Parish reconciliation this past weekend, and an eye-opener for me. The pastor chose two readings from the First Sunday of Advent this year. I’m familiar with the citations here, “rend the heavens and come down,” the no-ear, no-eye passage, and the potter-and-clay image.
This opening reading from cycle B of Advent’s first week is a natural for the sacrament. The prophet evokes memories of the Exile. It is thought that these late chapters in Isaiah are far past the Babylonian Exile. Perhaps there is a realization that sin and alienation from God isn’t dependent on external catastrophe. Any serious believer is more than aware that we can find ourselves adrift from God and we wonder why we have wandered. We can barely admit it is our own doing.
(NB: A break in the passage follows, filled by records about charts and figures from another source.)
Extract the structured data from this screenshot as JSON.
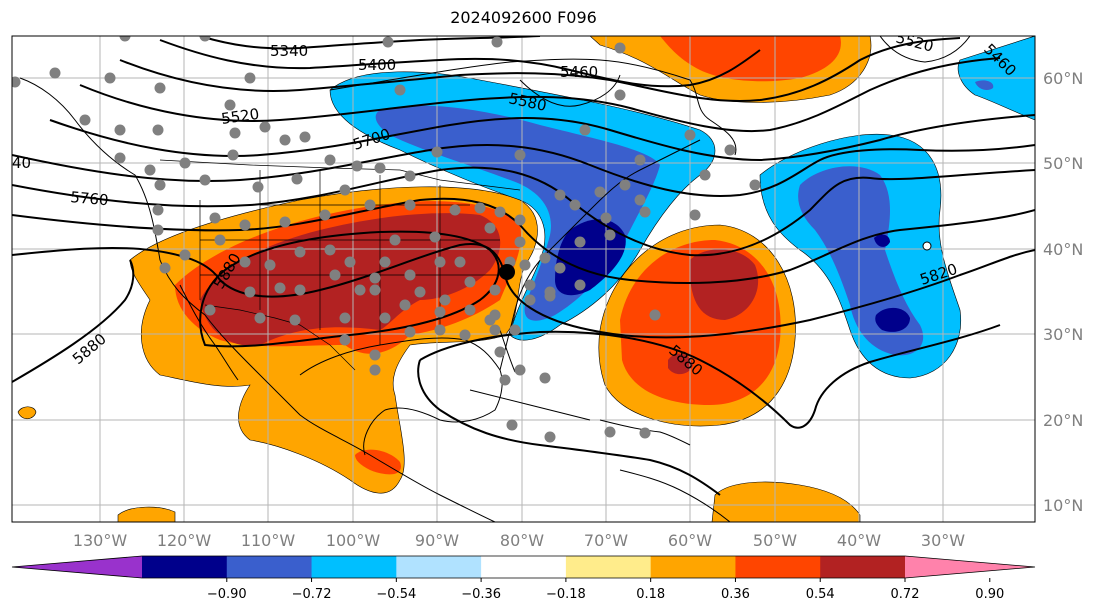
{
  "title": "2024092600 F096",
  "map": {
    "lon_labels": [
      "130°W",
      "120°W",
      "110°W",
      "100°W",
      "90°W",
      "80°W",
      "70°W",
      "60°W",
      "50°W",
      "40°W",
      "30°W"
    ],
    "lat_labels": [
      "60°N",
      "50°N",
      "40°N",
      "30°N",
      "20°N",
      "10°N"
    ],
    "contour_labels": [
      "5340",
      "5400",
      "5460",
      "5520",
      "5580",
      "5700",
      "5760",
      "5880",
      "5880",
      "5880",
      "5820",
      "5520",
      "5460",
      "40"
    ]
  },
  "colorbar": {
    "ticks": [
      "−0.90",
      "−0.72",
      "−0.54",
      "−0.36",
      "−0.18",
      "0.18",
      "0.36",
      "0.54",
      "0.72",
      "0.90"
    ],
    "colors": [
      "#9932cc",
      "#00008b",
      "#3a5fcd",
      "#00bfff",
      "#b0e2ff",
      "#ffffff",
      "#ffec8b",
      "#ffa500",
      "#ff4500",
      "#b22222",
      "#ff82ab"
    ]
  },
  "colors": {
    "dark_red": "#b22222",
    "orange_red": "#ff4500",
    "orange": "#ffa500",
    "deep_sky": "#00bfff",
    "royal_blue": "#3a5fcd",
    "navy": "#00008b",
    "dot": "#808080"
  }
}
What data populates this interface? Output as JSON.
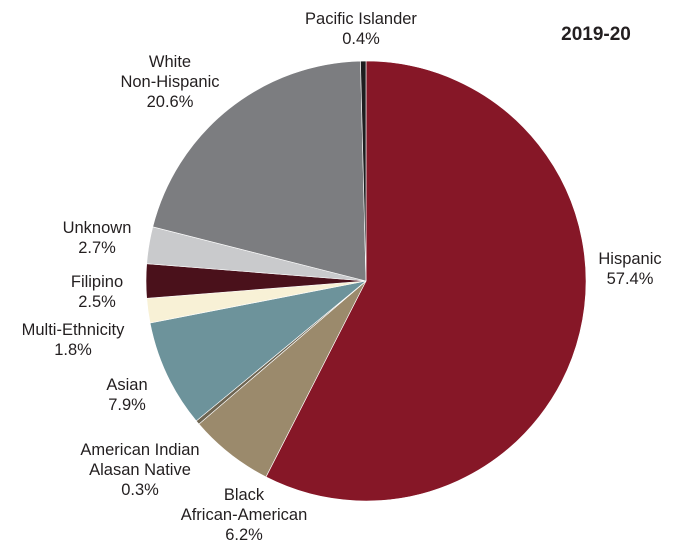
{
  "chart_data": {
    "type": "pie",
    "title": "2019-20",
    "start": "12 o'clock",
    "direction": "clockwise",
    "slices": [
      {
        "lines": [
          "Hispanic",
          "57.4%"
        ],
        "value": 57.4,
        "color": "#861727"
      },
      {
        "lines": [
          "Black",
          "African-American",
          "6.2%"
        ],
        "value": 6.2,
        "color": "#9b8a6c"
      },
      {
        "lines": [
          "American Indian",
          "Alasan Native",
          "0.3%"
        ],
        "value": 0.3,
        "color": "#6e6552"
      },
      {
        "lines": [
          "Asian",
          "7.9%"
        ],
        "value": 7.9,
        "color": "#6d939b"
      },
      {
        "lines": [
          "Multi-Ethnicity",
          "1.8%"
        ],
        "value": 1.8,
        "color": "#f8f1d6"
      },
      {
        "lines": [
          "Filipino",
          "2.5%"
        ],
        "value": 2.5,
        "color": "#4a111b"
      },
      {
        "lines": [
          "Unknown",
          "2.7%"
        ],
        "value": 2.7,
        "color": "#c9cacc"
      },
      {
        "lines": [
          "White",
          "Non-Hispanic",
          "20.6%"
        ],
        "value": 20.6,
        "color": "#7c7d80"
      },
      {
        "lines": [
          "Pacific Islander",
          "0.4%"
        ],
        "value": 0.4,
        "color": "#1d1d1f"
      }
    ]
  }
}
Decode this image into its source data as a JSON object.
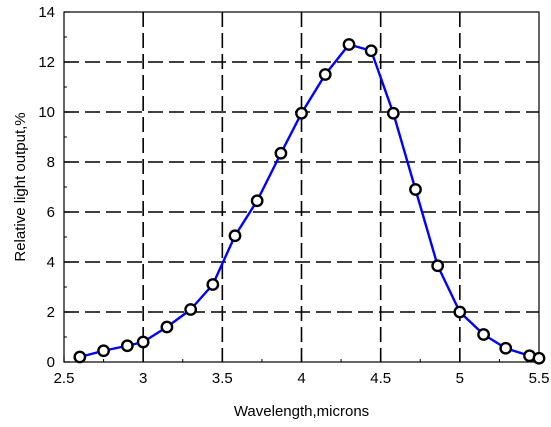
{
  "chart_data": {
    "type": "line",
    "title": "",
    "xlabel": "Wavelength,microns",
    "ylabel": "Relative light output,%",
    "xlim": [
      2.5,
      5.5
    ],
    "ylim": [
      0,
      14
    ],
    "x_ticks": [
      2.5,
      3,
      3.5,
      4,
      4.5,
      5,
      5.5
    ],
    "x_tick_labels": [
      "2.5",
      "3",
      "3.5",
      "4",
      "4.5",
      "5",
      "5.5"
    ],
    "y_ticks": [
      0,
      2,
      4,
      6,
      8,
      10,
      12,
      14
    ],
    "y_tick_labels": [
      "0",
      "2",
      "4",
      "6",
      "8",
      "10",
      "12",
      "14"
    ],
    "grid": true,
    "grid_style": "dashed",
    "line_color": "#0000ff",
    "marker_face_color": "#ffffff",
    "marker_edge_color": "#000000",
    "series": [
      {
        "x": [
          2.6,
          2.75,
          2.9,
          3.0,
          3.15,
          3.3,
          3.44,
          3.58,
          3.72,
          3.87,
          4.0,
          4.15,
          4.3,
          4.44,
          4.58,
          4.72,
          4.86,
          5.0,
          5.15,
          5.29,
          5.44,
          5.5
        ],
        "y": [
          0.2,
          0.45,
          0.65,
          0.8,
          1.4,
          2.1,
          3.1,
          5.05,
          6.45,
          8.35,
          9.95,
          11.5,
          12.7,
          12.45,
          9.95,
          6.9,
          3.85,
          2.0,
          1.1,
          0.55,
          0.25,
          0.15
        ]
      }
    ]
  }
}
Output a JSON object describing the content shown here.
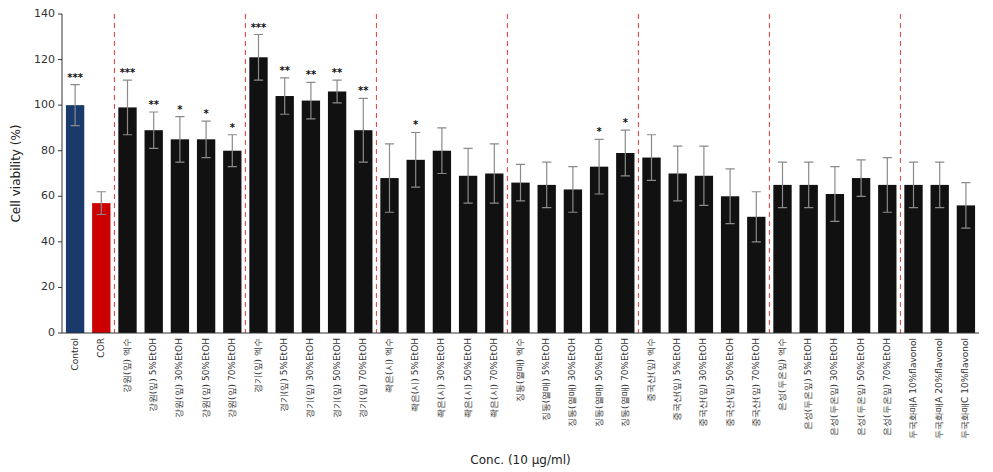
{
  "chart_data": {
    "type": "bar",
    "xlabel": "Conc. (10 μg/ml)",
    "ylabel": "Cell viability (%)",
    "categories": [
      "Control",
      "COR",
      "강원(잎) 엑수",
      "강원(잎) 5%EtOH",
      "강원(잎) 30%EtOH",
      "강원(잎) 50%EtOH",
      "강원(잎) 70%EtOH",
      "경기(잎) 엑수",
      "경기(잎) 5%EtOH",
      "경기(잎) 30%EtOH",
      "경기(잎) 50%EtOH",
      "경기(잎) 70%EtOH",
      "좍은(시) 엑수",
      "좍은(시) 5%EtOH",
      "좍은(시) 30%EtOH",
      "좍은(시) 50%EtOH",
      "좍은(시) 70%EtOH",
      "징동(열매) 엑수",
      "징동(열매) 5%EtOH",
      "징동(열매) 30%EtOH",
      "징동(열매) 50%EtOH",
      "징동(열매) 70%EtOH",
      "중국산(잎) 엑수",
      "중국산(잎) 5%EtOH",
      "중국산(잎) 30%EtOH",
      "중국산(잎) 50%EtOH",
      "중국산(잎) 70%EtOH",
      "은성(두온잎) 엑수",
      "은성(두온잎) 5%EtOH",
      "은성(두온잎) 30%EtOH",
      "은성(두온잎) 50%EtOH",
      "은성(두온잎) 70%EtOH",
      "두국화매A 10%flavonol",
      "두국화매A 20%flavonol",
      "두국화매C 10%flavonol"
    ],
    "values": [
      100,
      57,
      99,
      89,
      85,
      85,
      80,
      121,
      104,
      102,
      106,
      89,
      68,
      76,
      80,
      69,
      70,
      66,
      65,
      63,
      73,
      79,
      77,
      70,
      69,
      60,
      51,
      65,
      65,
      61,
      68,
      65,
      65,
      65,
      56
    ],
    "errors": [
      9,
      5,
      12,
      8,
      10,
      8,
      7,
      10,
      8,
      8,
      5,
      14,
      15,
      12,
      10,
      12,
      13,
      8,
      10,
      10,
      12,
      10,
      10,
      12,
      13,
      12,
      11,
      10,
      10,
      12,
      8,
      12,
      10,
      10,
      10
    ],
    "colors": [
      "#1a3a6b",
      "#cc0000",
      "#111111",
      "#111111",
      "#111111",
      "#111111",
      "#111111",
      "#111111",
      "#111111",
      "#111111",
      "#111111",
      "#111111",
      "#111111",
      "#111111",
      "#111111",
      "#111111",
      "#111111",
      "#111111",
      "#111111",
      "#111111",
      "#111111",
      "#111111",
      "#111111",
      "#111111",
      "#111111",
      "#111111",
      "#111111",
      "#111111",
      "#111111",
      "#111111",
      "#111111",
      "#111111",
      "#111111",
      "#111111",
      "#111111"
    ],
    "significance": [
      "***",
      null,
      "***",
      "**",
      "*",
      "*",
      "*",
      "***",
      "**",
      "**",
      "**",
      "**",
      null,
      "*",
      null,
      null,
      null,
      null,
      null,
      null,
      "*",
      "*",
      null,
      null,
      null,
      null,
      null,
      null,
      null,
      null,
      null,
      null,
      null,
      null,
      null
    ],
    "group_starts": [
      2,
      7,
      12,
      17,
      22,
      27,
      32
    ],
    "ylim": [
      0,
      140
    ],
    "yticks": [
      0,
      20,
      40,
      60,
      80,
      100,
      120,
      140
    ],
    "grid": false
  }
}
We blame God:
You, LORD, are our father,
our redeemer you are named forever.
Why do you let us wander, O LORD, from your ways,
and harden our hearts so that we fear you not?
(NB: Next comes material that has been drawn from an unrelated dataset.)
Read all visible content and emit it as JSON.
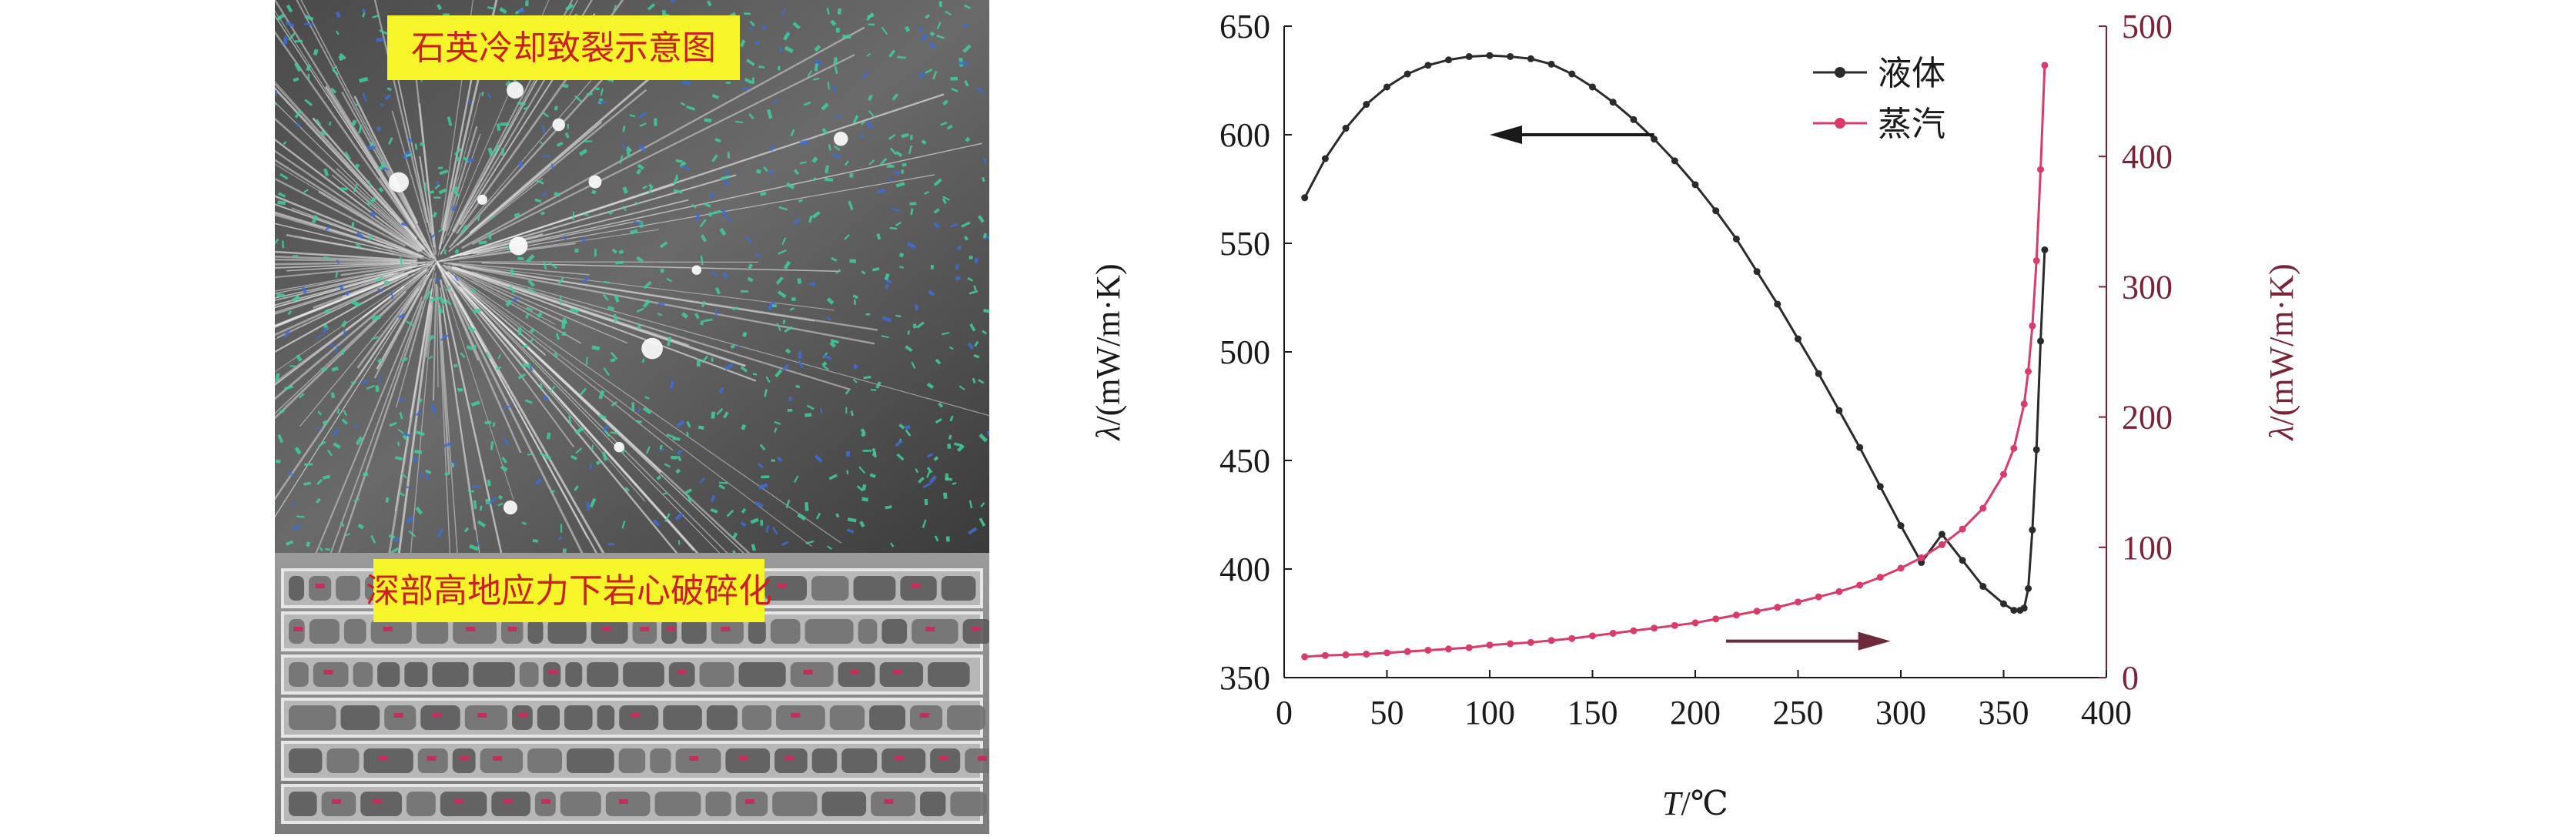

Return for the sake of your servants,
the tribes of your heritage.
We plead for an intervention:
Oh, that you would rend the heavens and come down,
with the mountains quaking before you,
while you wrought awesome deeds
we could not hope for,
such as they had not heard of from of old.
We appeal less to a reminder to a God who needs no jarring of memory. We need to recall God’s acts–if not for Israel then in our own lives. One key to a deeper connection with the Word of God is to see how Biblical events have played out in our own pilgrimage through life. Can we see acts of creation, of exodus, of exile, and of return from bondage? No better prophet than Isaiah can show us, remind us.
No ear has ever heard, no eye ever seen,
any God but you
doing such deeds for those who wait for him.
Would that you might meet us doing right,
that we were mindful of you in our ways!
Behold, you are angry, and we are sinful;
all of us have become like unclean people,
all our good deeds are like polluted rags;
we have all withered like leaves,
and our guilt carries us away like the wind.
There is none who calls upon your name,
who rouses himself to cling to you;
for you have hidden your face from us
and have delivered us up to our guilt.
Yet, O LORD, you are our father;
we are the clay and you the potter:
we are all the work of your hands.
Did you catch “polluted rags”? A good antidote to pelagianism. And again, a final word isn’t so much for reminding God who is the potter. We ourselves need the reality check.
What a good Scripture for penance. And Advent. And certainly for both.